Nach weiteren Ausflügen in vergangene, zukünftige und zunehmend fiktivere Kriegsszenarien, sollte die 2019 begonnene Neuauflage der Modern Warfare Serie nun also wieder Anschluss an die Realität erhalten und dabei ein neues Level an Realismus mitbringen. Gerade im ersten Teil der neuen Reihe ist dieser Anspruch an allen Ecken und Enden spürbar. Dies beginnt beim Detailreichtum der Animationen, wenn etwa ein Magazin gewechselt wird. Jeder Handgriff, jeder Augenblick des Vorgehens ist Punkt für Punkt nachvollziehbar.
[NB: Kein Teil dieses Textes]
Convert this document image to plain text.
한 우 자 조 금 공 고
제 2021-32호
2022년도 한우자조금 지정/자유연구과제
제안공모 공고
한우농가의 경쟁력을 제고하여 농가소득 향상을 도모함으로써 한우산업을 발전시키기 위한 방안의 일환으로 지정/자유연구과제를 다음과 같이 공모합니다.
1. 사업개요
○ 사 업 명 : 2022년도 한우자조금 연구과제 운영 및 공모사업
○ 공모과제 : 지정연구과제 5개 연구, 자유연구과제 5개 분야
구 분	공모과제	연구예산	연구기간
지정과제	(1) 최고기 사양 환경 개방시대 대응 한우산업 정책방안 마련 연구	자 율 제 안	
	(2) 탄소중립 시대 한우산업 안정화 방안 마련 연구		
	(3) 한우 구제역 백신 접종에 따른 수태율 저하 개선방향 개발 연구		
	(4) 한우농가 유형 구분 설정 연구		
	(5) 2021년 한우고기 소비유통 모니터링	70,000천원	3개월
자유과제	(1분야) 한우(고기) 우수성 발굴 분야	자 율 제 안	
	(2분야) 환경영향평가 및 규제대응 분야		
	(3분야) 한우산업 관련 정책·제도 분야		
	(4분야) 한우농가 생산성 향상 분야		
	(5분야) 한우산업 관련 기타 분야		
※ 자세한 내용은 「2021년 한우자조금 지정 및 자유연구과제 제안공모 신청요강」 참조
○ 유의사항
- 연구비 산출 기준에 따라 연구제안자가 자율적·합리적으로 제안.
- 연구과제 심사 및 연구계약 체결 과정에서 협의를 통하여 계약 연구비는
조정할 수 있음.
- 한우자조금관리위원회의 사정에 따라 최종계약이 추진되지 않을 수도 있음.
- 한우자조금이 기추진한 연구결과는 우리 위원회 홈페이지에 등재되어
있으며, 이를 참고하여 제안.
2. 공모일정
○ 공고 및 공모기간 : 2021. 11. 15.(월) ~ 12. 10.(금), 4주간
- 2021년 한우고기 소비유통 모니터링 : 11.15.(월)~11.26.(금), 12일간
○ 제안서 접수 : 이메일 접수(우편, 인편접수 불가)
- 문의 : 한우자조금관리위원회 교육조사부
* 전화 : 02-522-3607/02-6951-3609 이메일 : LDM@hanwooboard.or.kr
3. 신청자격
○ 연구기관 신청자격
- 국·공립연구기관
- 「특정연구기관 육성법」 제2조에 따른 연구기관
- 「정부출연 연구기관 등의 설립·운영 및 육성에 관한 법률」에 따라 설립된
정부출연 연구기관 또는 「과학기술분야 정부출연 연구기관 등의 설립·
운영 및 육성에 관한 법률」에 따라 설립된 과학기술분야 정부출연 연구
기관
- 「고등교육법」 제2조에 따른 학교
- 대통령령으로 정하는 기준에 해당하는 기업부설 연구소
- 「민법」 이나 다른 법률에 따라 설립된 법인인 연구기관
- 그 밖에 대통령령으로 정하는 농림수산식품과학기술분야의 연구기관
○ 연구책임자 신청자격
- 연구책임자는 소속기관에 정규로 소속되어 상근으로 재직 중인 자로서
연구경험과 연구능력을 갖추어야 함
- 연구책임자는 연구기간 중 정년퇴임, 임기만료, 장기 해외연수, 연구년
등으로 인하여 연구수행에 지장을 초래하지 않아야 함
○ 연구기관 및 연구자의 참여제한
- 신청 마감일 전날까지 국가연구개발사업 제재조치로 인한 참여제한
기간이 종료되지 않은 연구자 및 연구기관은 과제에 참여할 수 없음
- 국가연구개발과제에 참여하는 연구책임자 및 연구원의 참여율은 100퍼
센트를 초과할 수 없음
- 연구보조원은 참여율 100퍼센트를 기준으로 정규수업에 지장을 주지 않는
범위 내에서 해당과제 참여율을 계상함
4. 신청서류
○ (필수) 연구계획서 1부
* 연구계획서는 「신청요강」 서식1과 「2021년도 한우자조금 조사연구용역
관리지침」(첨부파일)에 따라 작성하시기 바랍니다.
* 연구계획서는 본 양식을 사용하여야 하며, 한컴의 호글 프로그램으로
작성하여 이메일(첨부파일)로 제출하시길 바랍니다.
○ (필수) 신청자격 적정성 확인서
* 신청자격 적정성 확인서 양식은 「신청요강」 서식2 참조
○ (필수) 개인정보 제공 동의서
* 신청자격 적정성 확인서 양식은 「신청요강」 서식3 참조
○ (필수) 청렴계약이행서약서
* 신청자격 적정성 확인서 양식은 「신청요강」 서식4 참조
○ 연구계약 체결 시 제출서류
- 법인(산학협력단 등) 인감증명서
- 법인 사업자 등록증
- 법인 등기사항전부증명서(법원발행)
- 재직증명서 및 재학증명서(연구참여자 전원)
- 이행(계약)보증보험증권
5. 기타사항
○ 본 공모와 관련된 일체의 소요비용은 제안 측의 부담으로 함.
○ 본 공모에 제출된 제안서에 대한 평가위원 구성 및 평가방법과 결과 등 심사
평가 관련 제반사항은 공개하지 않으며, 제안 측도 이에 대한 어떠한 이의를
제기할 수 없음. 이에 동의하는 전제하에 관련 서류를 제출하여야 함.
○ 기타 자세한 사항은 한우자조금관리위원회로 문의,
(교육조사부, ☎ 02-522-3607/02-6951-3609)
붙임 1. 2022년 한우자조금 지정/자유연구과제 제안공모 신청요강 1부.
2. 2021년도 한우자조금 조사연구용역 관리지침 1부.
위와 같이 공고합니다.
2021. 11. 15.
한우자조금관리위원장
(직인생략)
Nichts passiert außerhalb des Sichtfeldes. Die Materialität von Waffe, Magazin und Körper steht im Vordergrund, visuell wie auditiv. Überhaupt ließe sich zum Sounddesign und seinem Beitrag zu einem Gefühl von Realismus ein eigener Artikel schreiben. Doch bleiben wir bei den Bildern. Diese haben ihre Orientierung am Blockbuster in weiten Teilen abgelegt. Wenn sie filmisch inspiriert sind, dann von Sequenzen wie der Erstürmung des Bin-Laden-Verstecks im 2012 erschienenen Zero Dark Thirty. Als Spielender sehe ich dunkle Räume im Taschenlampenlicht oder das kalte Grün der Nachtsichtgeräte. Die Level sind häufig kleiner angelegt. Anstatt einer langen Verfolgungsjagd durch eine sich im Krieg befindende Stadt, während der überall Feinde auftauchen, konzentriert sich das Geschehen auf die langsame, methodische Erstürmung einzelner Häuser. Es muss immer wieder entschieden werden, ob geschossen wird, oder ob die Hände des Gegenübers doch oben bleiben. Das macht mein Erleben nicht nur intensiver, es wird persönlich.
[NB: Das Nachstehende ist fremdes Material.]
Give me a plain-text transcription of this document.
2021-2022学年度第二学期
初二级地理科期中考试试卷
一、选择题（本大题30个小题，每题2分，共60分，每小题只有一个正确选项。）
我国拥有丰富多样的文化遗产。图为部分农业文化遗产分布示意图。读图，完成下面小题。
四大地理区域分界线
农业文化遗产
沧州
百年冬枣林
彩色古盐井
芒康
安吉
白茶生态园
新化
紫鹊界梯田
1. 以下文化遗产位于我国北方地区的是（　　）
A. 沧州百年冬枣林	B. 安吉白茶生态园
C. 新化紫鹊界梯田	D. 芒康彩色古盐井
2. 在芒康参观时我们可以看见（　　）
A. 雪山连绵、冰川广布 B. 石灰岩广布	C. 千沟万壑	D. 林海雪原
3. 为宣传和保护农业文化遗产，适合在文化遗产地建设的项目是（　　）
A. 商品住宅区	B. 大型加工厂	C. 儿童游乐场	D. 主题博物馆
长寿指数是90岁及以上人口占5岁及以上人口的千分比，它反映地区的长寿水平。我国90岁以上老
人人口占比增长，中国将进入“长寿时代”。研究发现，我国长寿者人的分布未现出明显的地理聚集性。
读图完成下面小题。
So entfaltet das Spiel eine ungeheure Sogwirkung auf mich und ist wohl am Nähsten an dem dran, was ich intuitiv unter Realismus verstehen würde. Denn ich bekomme das Gefühl, dass es sich so tatsächlich anfühlen könnte, Teil einer Spezialeinheit zu sein. 
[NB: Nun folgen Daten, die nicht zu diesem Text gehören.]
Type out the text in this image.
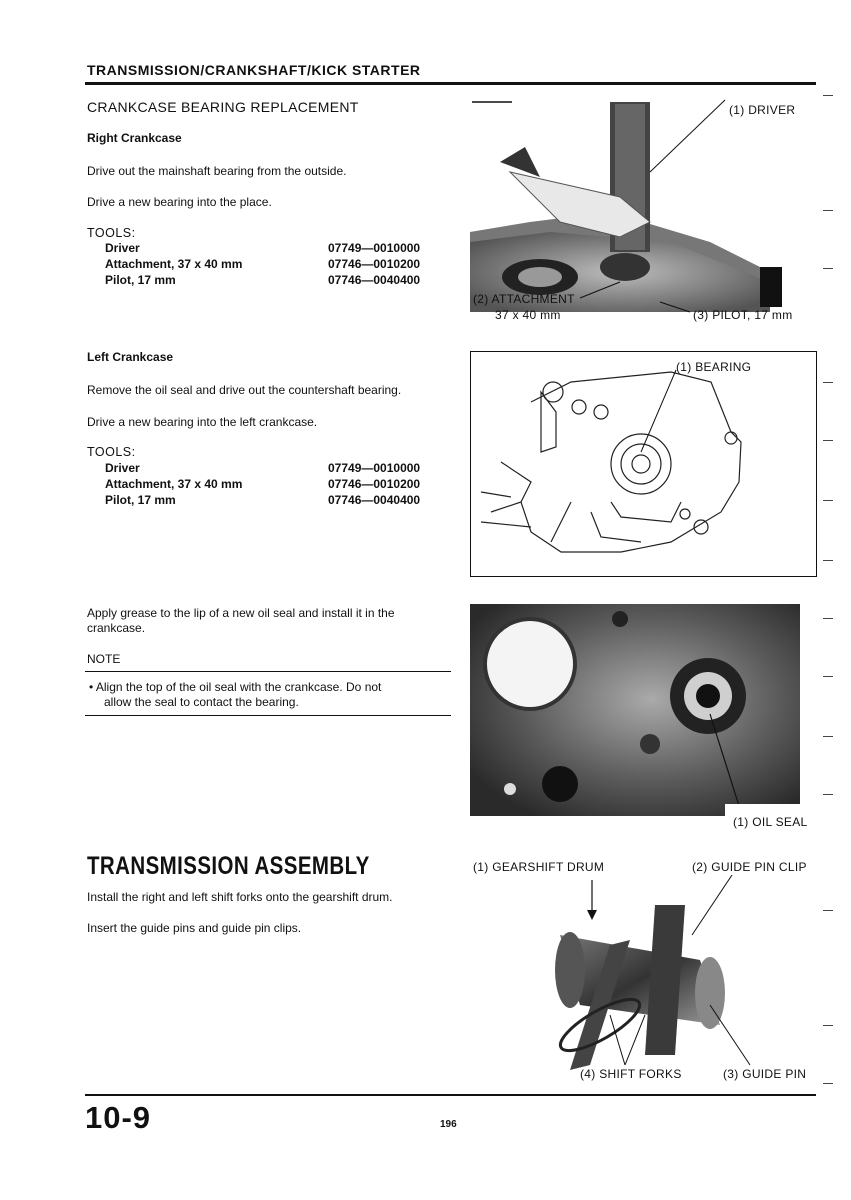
TRANSMISSION/CRANKSHAFT/KICK STARTER
CRANKCASE BEARING REPLACEMENT
Right Crankcase
Drive out the mainshaft bearing from the outside.
Drive a new bearing into the place.
TOOLS:
Driver	07749—0010000
Attachment, 37 x 40 mm	07746—0010200
Pilot, 17 mm	07746—0040400
Left Crankcase
Remove the oil seal and drive out the countershaft bearing.
Drive a new bearing into the left crankcase.
TOOLS:
Driver	07749—0010000
Attachment, 37 x 40 mm	07746—0010200
Pilot, 17 mm	07746—0040400
Apply grease to the lip of a new oil seal and install it in the
crankcase.
NOTE
• Align the top of the oil seal with the crankcase. Do not
allow the seal to contact the bearing.
(1) DRIVER
(2) ATTACHMENT
37 x 40 mm	(3) PILOT, 17 mm
(1) BEARING
(1) OIL SEAL
TRANSMISSION ASSEMBLY
Install the right and left shift forks onto the gearshift drum.
Insert the guide pins and guide pin clips.
(1) GEARSHIFT DRUM	(2) GUIDE PIN CLIP
(4) SHIFT FORKS	(3) GUIDE PIN
10-9	196
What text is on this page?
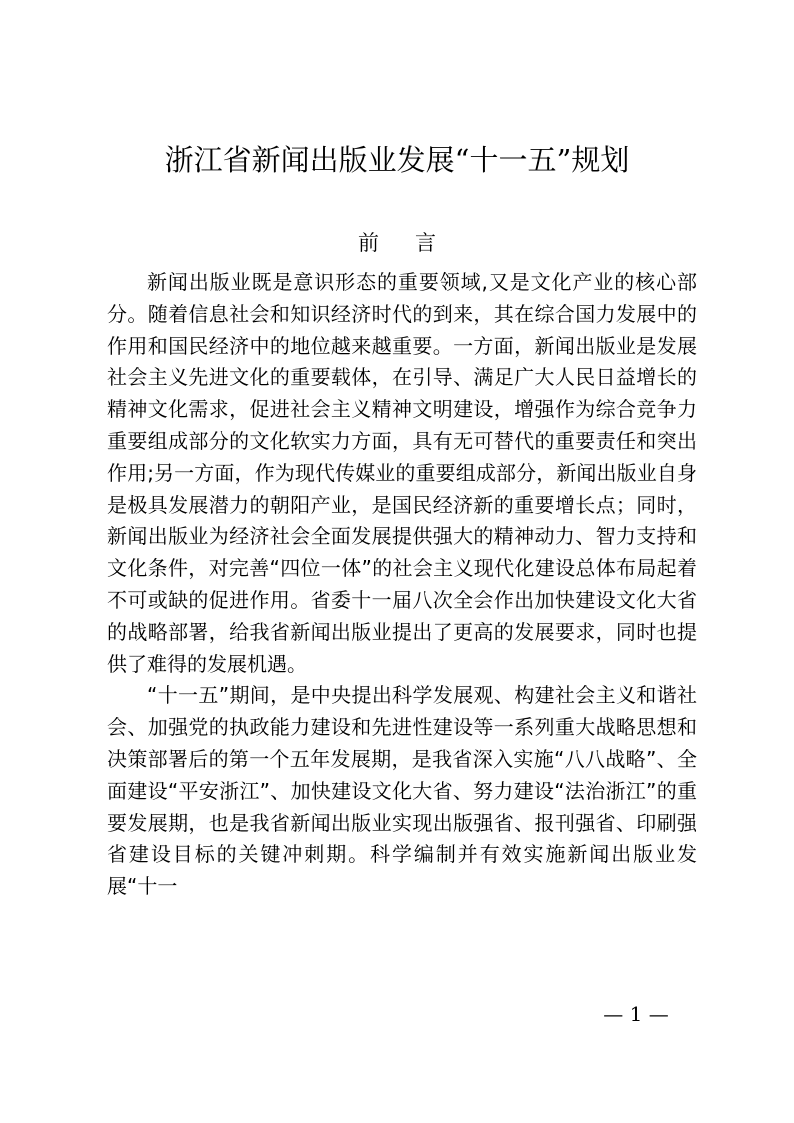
浙江省新闻出版业发展“十一五”规划
前 言

新闻出版业既是意识形态的重要领域,又是文化产业的核心部分。随着信息社会和知识经济时代的到来，其在综合国力发展中的作用和国民经济中的地位越来越重要。一方面，新闻出版业是发展社会主义先进文化的重要载体，在引导、满足广大人民日益增长的精神文化需求，促进社会主义精神文明建设，增强作为综合竞争力重要组成部分的文化软实力方面，具有无可替代的重要责任和突出作用;另一方面，作为现代传媒业的重要组成部分，新闻出版业自身是极具发展潜力的朝阳产业，是国民经济新的重要增长点；同时，新闻出版业为经济社会全面发展提供强大的精神动力、智力支持和文化条件，对完善“四位一体”的社会主义现代化建设总体布局起着不可或缺的促进作用。省委十一届八次全会作出加快建设文化大省的战略部署，给我省新闻出版业提出了更高的发展要求，同时也提供了难得的发展机遇。

“十一五”期间，是中央提出科学发展观、构建社会主义和谐社会、加强党的执政能力建设和先进性建设等一系列重大战略思想和决策部署后的第一个五年发展期，是我省深入实施“八八战略”、全面建设“平安浙江”、加快建设文化大省、努力建设“法治浙江”的重要发展期，也是我省新闻出版业实现出版强省、报刊强省、印刷强省建设目标的关键冲刺期。科学编制并有效实施新闻出版业发展“十一

— 1 —
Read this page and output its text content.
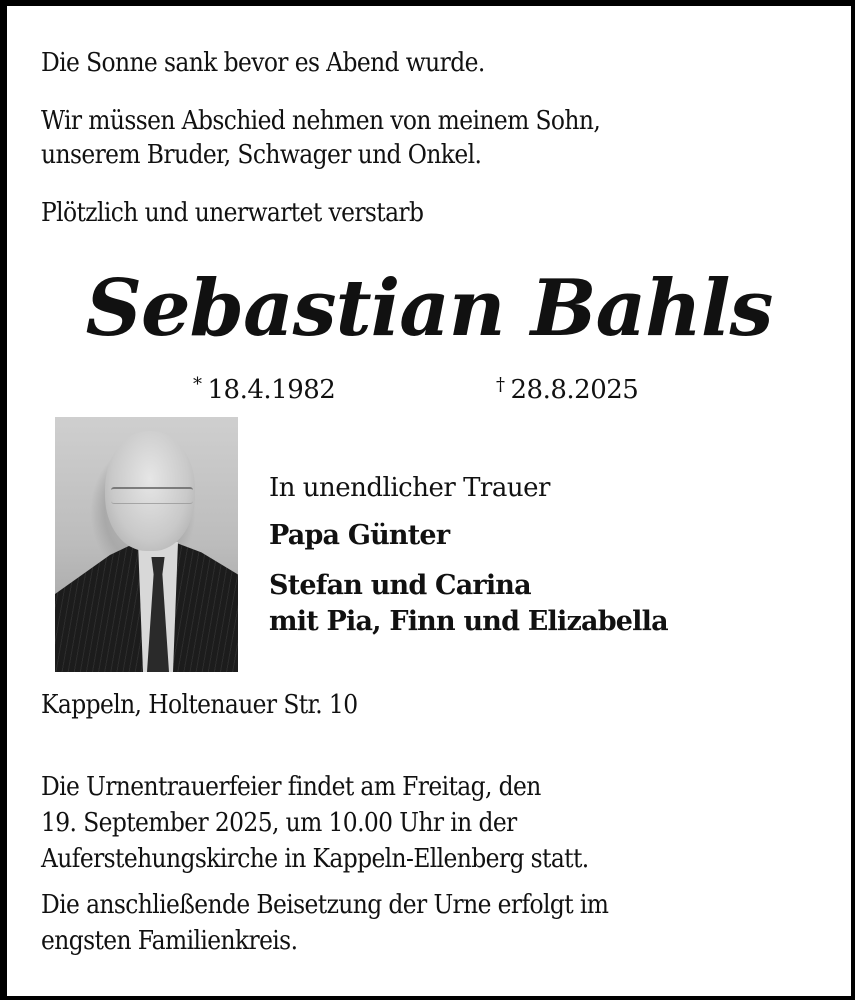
Die Sonne sank bevor es Abend wurde.

Wir müssen Abschied nehmen von meinem Sohn,

unserem Bruder, Schwager und Onkel.

Plötzlich und unerwartet verstarb

Sebastian Bahls
* 18.4.1982	† 28.8.2025

In unendlicher Trauer

Papa Günter

Stefan und Carina

mit Pia, Finn und Elizabella

Kappeln, Holtenauer Str. 10

Die Urnentrauerfeier findet am Freitag, den

19. September 2025, um 10.00 Uhr in der

Auferstehungskirche in Kappeln-Ellenberg statt.

Die anschließende Beisetzung der Urne erfolgt im

engsten Familienkreis.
Ähnlich verhält es sich mit zwei anderen Sequenzen im ersten Teil der Neuauflage. In einer davon werde ich mitten ins Geschehen eines Terror-Angriffs im Londoner Picadilly Circus geworfen. Von der Anspannung kurz vor dem Beginn des Feuers der Terroristen bis hin zum Chaos, mitten in eine ausweglos scheinende Situation geworfen worden zu sein, bietet das Spiel hier die Möglichkeit, eine Situation, die den Meisten nur aus den Nachrichten bekannt ist, in sicherem Rahmen “mitzuerleben”. Dasselbe gilt für ein Level später im Spiel, in dem ich in die Rolle eines Mädchens in einem fiktiven nahöstlichen Land schlüpfe, dessen Dorf gerade von einer Miliz besetzt wird. Mit ihr erlebe ich, wie ihr Vater vor ihren Augen getötet wird, als er eigentlich mit ihr und ihrem Bruder flüchten will. Daraufhin müssen die Kinder in einem Versteckspiel den hünenhaften Mörder überwältigen und anschließend unbewaffnet und wehrlos einen Weg aus dem Dorf finden. Ich soll also direkt und in aller Drastik – unterwegs beobachten die Kinder Grausamkeiten von Hinrichtungen bis hin zu Giftgaseinsatz – die Anfänge von Flucht- oder Bürgerkriegsgeschichten nicht nur passiv beobachten, sondern durch das Medium des Spiels aktiv selbst erfahren. Ich bin im Gegensatz zum Film und trotz filmreifer Inszenierung kein passiver Zuschauer, sondern aktiver Teilnehmer, der scheinbar die Situationen selbst mitgestaltet, auch wenn sie letzten Endes nur eine Art von Verhalten belohnen und kaum Abweichungen davon zulassen.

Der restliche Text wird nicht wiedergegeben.